Denver is full of distracted drivers because nobody’s stopping them

There’s a weak law, no good data, and a massive cultural addiction to smartphones. What else would we expect?
10 min. read
A man talks on a phone in a car at the corner of Federal Boulevard and Florida Avenue, Jan. 16, 2020. (Kevin J. Beaty/Denverite)

Distracted drivers in Denver have been difficult to count, catch or punish -- at least before it's too late -- ever since the smartphone era began.

Police officers, lawmakers and the general public agree that looking at little computers while operating multi-ton machines is bad. That and other acts that divert eyes from the street result in crashes, life-changing injuries and death.

"It's killing people, basically. Not only killing but maiming," said Susan Dane, whose two good friends, Brian and Jacquie Lehner, were killed on their motorcycle by a distracted driver in 2016. "And the impact that has on families and lives -- the bottom line is we want to make Colorado roads safer for everyone."

Dane, who lives in Aurora, heads up Coloradans Organized for Responsible Driving, one of the groups lobbying for stricter texting and driving laws.

"Cell phone use 24-7 has become acceptable behavior," Dane said. "Not when you're driving, it's not."

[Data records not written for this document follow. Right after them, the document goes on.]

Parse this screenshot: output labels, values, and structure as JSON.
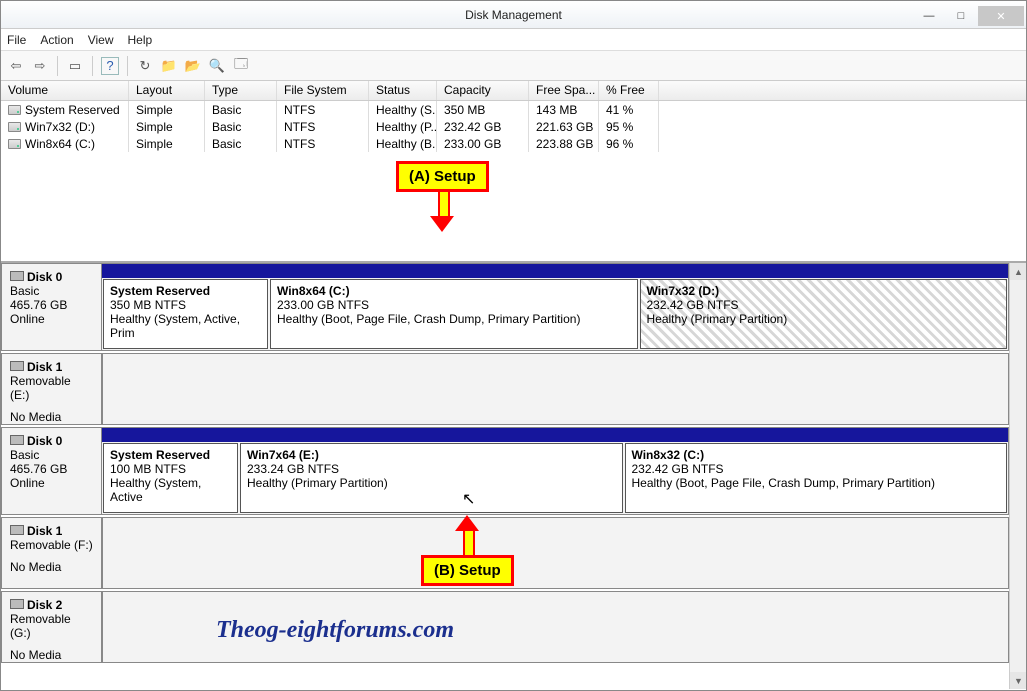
{
  "window": {
    "title": "Disk Management",
    "minimize": "—",
    "maximize": "□",
    "close": "✕"
  },
  "menu": {
    "file": "File",
    "action": "Action",
    "view": "View",
    "help": "Help"
  },
  "toolbar": {
    "back": "⇦",
    "fwd": "⇨",
    "show": "▭",
    "help": "?",
    "refresh": "↻",
    "folder": "📁",
    "open": "📂",
    "search": "🔍",
    "props": "🗔"
  },
  "columns": {
    "volume": "Volume",
    "layout": "Layout",
    "type": "Type",
    "fs": "File System",
    "status": "Status",
    "capacity": "Capacity",
    "free": "Free Spa...",
    "pfree": "% Free"
  },
  "volumes": [
    {
      "name": "System Reserved",
      "layout": "Simple",
      "type": "Basic",
      "fs": "NTFS",
      "status": "Healthy (S...",
      "cap": "350 MB",
      "free": "143 MB",
      "pfree": "41 %"
    },
    {
      "name": "Win7x32 (D:)",
      "layout": "Simple",
      "type": "Basic",
      "fs": "NTFS",
      "status": "Healthy (P...",
      "cap": "232.42 GB",
      "free": "221.63 GB",
      "pfree": "95 %"
    },
    {
      "name": "Win8x64 (C:)",
      "layout": "Simple",
      "type": "Basic",
      "fs": "NTFS",
      "status": "Healthy (B...",
      "cap": "233.00 GB",
      "free": "223.88 GB",
      "pfree": "96 %"
    }
  ],
  "diskA": {
    "label": {
      "name": "Disk 0",
      "type": "Basic",
      "size": "465.76 GB",
      "status": "Online"
    },
    "p1": {
      "name": "System Reserved",
      "size": "350 MB NTFS",
      "status": "Healthy (System, Active, Prim"
    },
    "p2": {
      "name": "Win8x64  (C:)",
      "size": "233.00 GB NTFS",
      "status": "Healthy (Boot, Page File, Crash Dump, Primary Partition)"
    },
    "p3": {
      "name": "Win7x32  (D:)",
      "size": "232.42 GB NTFS",
      "status": "Healthy (Primary Partition)"
    }
  },
  "disk1a": {
    "name": "Disk 1",
    "sub": "Removable (E:)",
    "nomedia": "No Media"
  },
  "diskB": {
    "label": {
      "name": "Disk 0",
      "type": "Basic",
      "size": "465.76 GB",
      "status": "Online"
    },
    "p1": {
      "name": "System Reserved",
      "size": "100 MB NTFS",
      "status": "Healthy (System, Active"
    },
    "p2": {
      "name": "Win7x64  (E:)",
      "size": "233.24 GB NTFS",
      "status": "Healthy (Primary Partition)"
    },
    "p3": {
      "name": "Win8x32  (C:)",
      "size": "232.42 GB NTFS",
      "status": "Healthy (Boot, Page File, Crash Dump, Primary Partition)"
    }
  },
  "disk1b": {
    "name": "Disk 1",
    "sub": "Removable (F:)",
    "nomedia": "No Media"
  },
  "disk2b": {
    "name": "Disk 2",
    "sub": "Removable (G:)",
    "nomedia": "No Media"
  },
  "annotA": "(A)  Setup",
  "annotB": "(B)  Setup",
  "watermark": "Theog-eightforums.com"
}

Colorado state law already dictates what motorists are allowed to do in terms of texting while driving: Nothing. It's banned. But law enforcement has to see someone texting and witness dangerous driving in order to enforce it. Colorado has no law requiring hands-free devices like Bluetooth, unlike 22 other states, though such a bill will be introduced at the Capitol this session.

In 2017, of the more than 34,000 fatal crashes nationwide that killed more than 37,000 people, distracted driving was reported 9 percent of the time and cell phone use accounted for only a sliver of those crashes, 434, according to the National Highway Traffic Safety Administration. But "there are no reliable estimates of the number of crashes caused by distracted drivers," according to the Insurance Institute for Highway Safety, which studies the phenomenon yearly.

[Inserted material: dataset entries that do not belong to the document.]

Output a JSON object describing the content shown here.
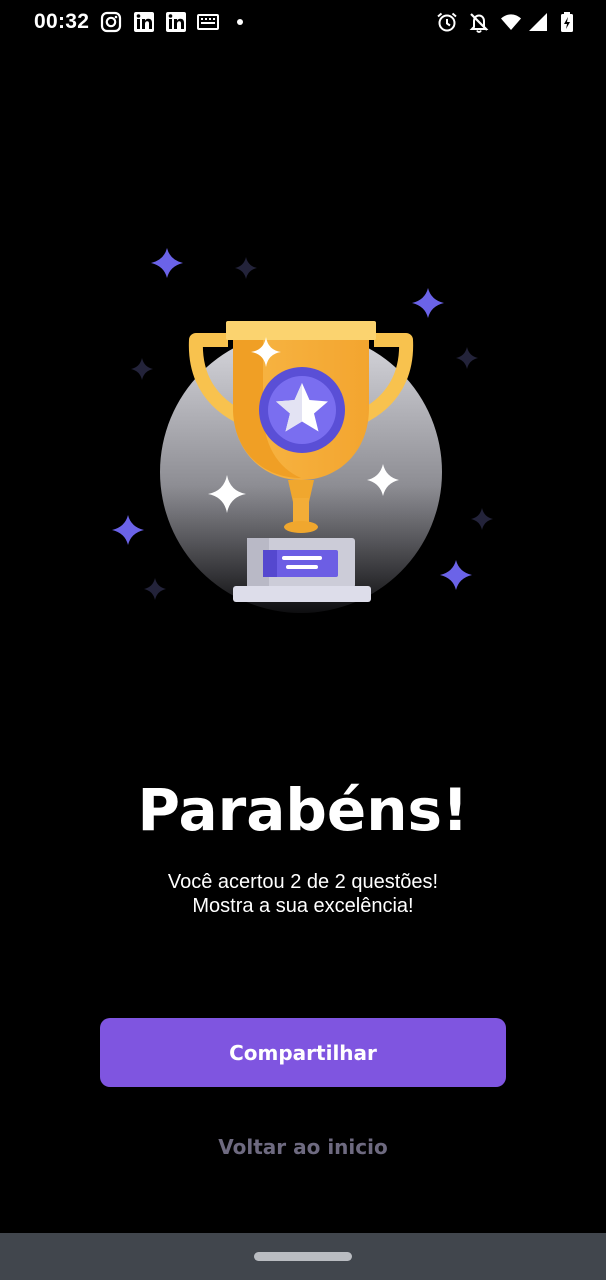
{
  "status_bar": {
    "time": "00:32",
    "left_icons": [
      "instagram-icon",
      "linkedin-icon",
      "linkedin-icon",
      "keyboard-icon",
      "dot-icon"
    ],
    "right_icons": [
      "alarm-icon",
      "notifications-off-icon",
      "wifi-icon",
      "cellular-signal-icon",
      "battery-charging-icon"
    ]
  },
  "result": {
    "illustration": "trophy-icon",
    "headline": "Parabéns!",
    "message_line1": "Você acertou 2 de 2 questões!",
    "message_line2": "Mostra a sua excelência!"
  },
  "actions": {
    "share_label": "Compartilhar",
    "back_label": "Voltar ao inicio"
  },
  "colors": {
    "background": "#000000",
    "accent": "#7f55e0",
    "secondary_text": "#6e6a80",
    "trophy_gold": "#f6b13d",
    "sparkle": "#6b63e8",
    "nav_bar": "#41464d"
  }
}
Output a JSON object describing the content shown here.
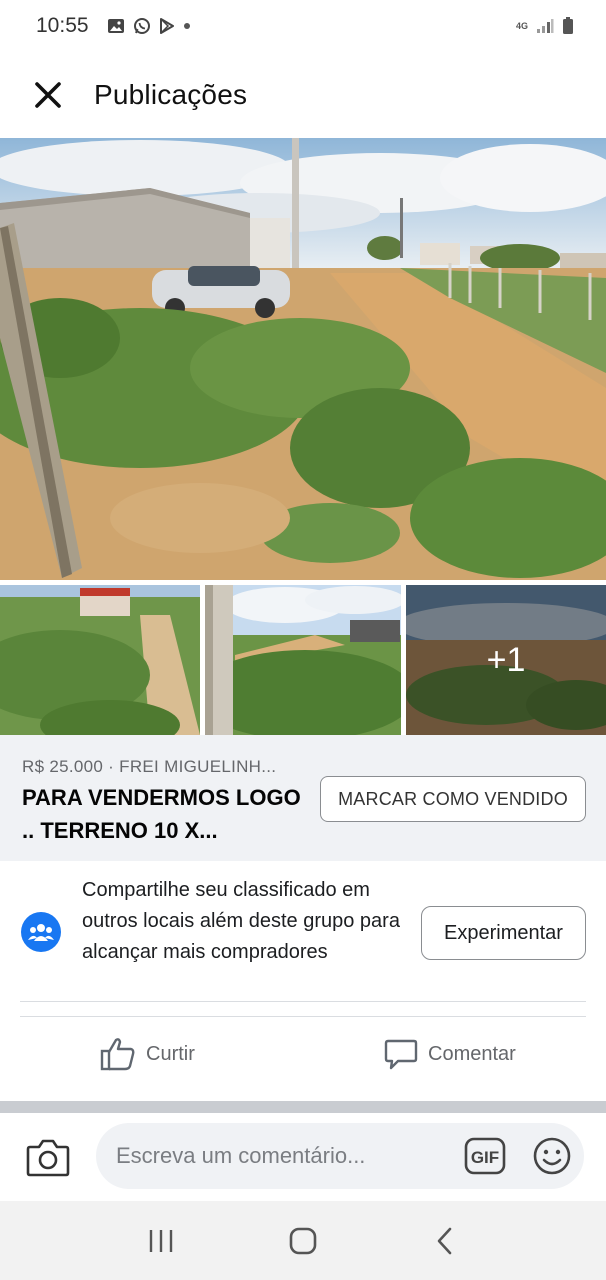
{
  "status_bar": {
    "time": "10:55",
    "left_icons": [
      "gallery-icon",
      "whatsapp-icon",
      "play-store-icon",
      "dot-icon"
    ],
    "network": "4G",
    "right_icons": [
      "signal-icon",
      "battery-icon"
    ]
  },
  "header": {
    "title": "Publicações",
    "close_icon": "close-icon"
  },
  "gallery": {
    "main_photo": "rural-land-photo",
    "thumbnails": [
      "thumb-1",
      "thumb-2",
      "thumb-3"
    ],
    "more_count": "+1"
  },
  "listing": {
    "meta": "R$ 25.000 · FREI MIGUELINH...",
    "title": "PARA VENDERMOS LOGO .. TERRENO 10 X...",
    "mark_sold_label": "MARCAR COMO VENDIDO"
  },
  "share": {
    "icon": "group-icon",
    "text": "Compartilhe seu classificado em outros locais além deste grupo para alcançar mais compradores",
    "button_label": "Experimentar"
  },
  "actions": {
    "like_label": "Curtir",
    "like_icon": "thumbs-up-icon",
    "comment_label": "Comentar",
    "comment_icon": "comment-bubble-icon"
  },
  "composer": {
    "placeholder": "Escreva um comentário...",
    "camera_icon": "camera-icon",
    "gif_label": "GIF",
    "emoji_icon": "smiley-icon"
  },
  "navbar": {
    "icons": [
      "recent-apps-icon",
      "home-icon",
      "back-icon"
    ]
  },
  "colors": {
    "accent": "#1877f2",
    "listing_bg": "#f0f2f5",
    "secondary_text": "#65676b",
    "dirt_road": "#d9a86c"
  }
}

People who investigate crashes and who make laws say distracted driving keeps happening because of bad decisionmaking driven by an unhealthy addiction to digital devices, reactionary laws, questionable enforcement and a lack of good data.

In fact, we have no official idea of how many Denver drivers repeatedly text, shave and put on makeup, risking their lives and the lives of others. And so we have no official idea of how often distracted driving causes crashes, injuries and deaths.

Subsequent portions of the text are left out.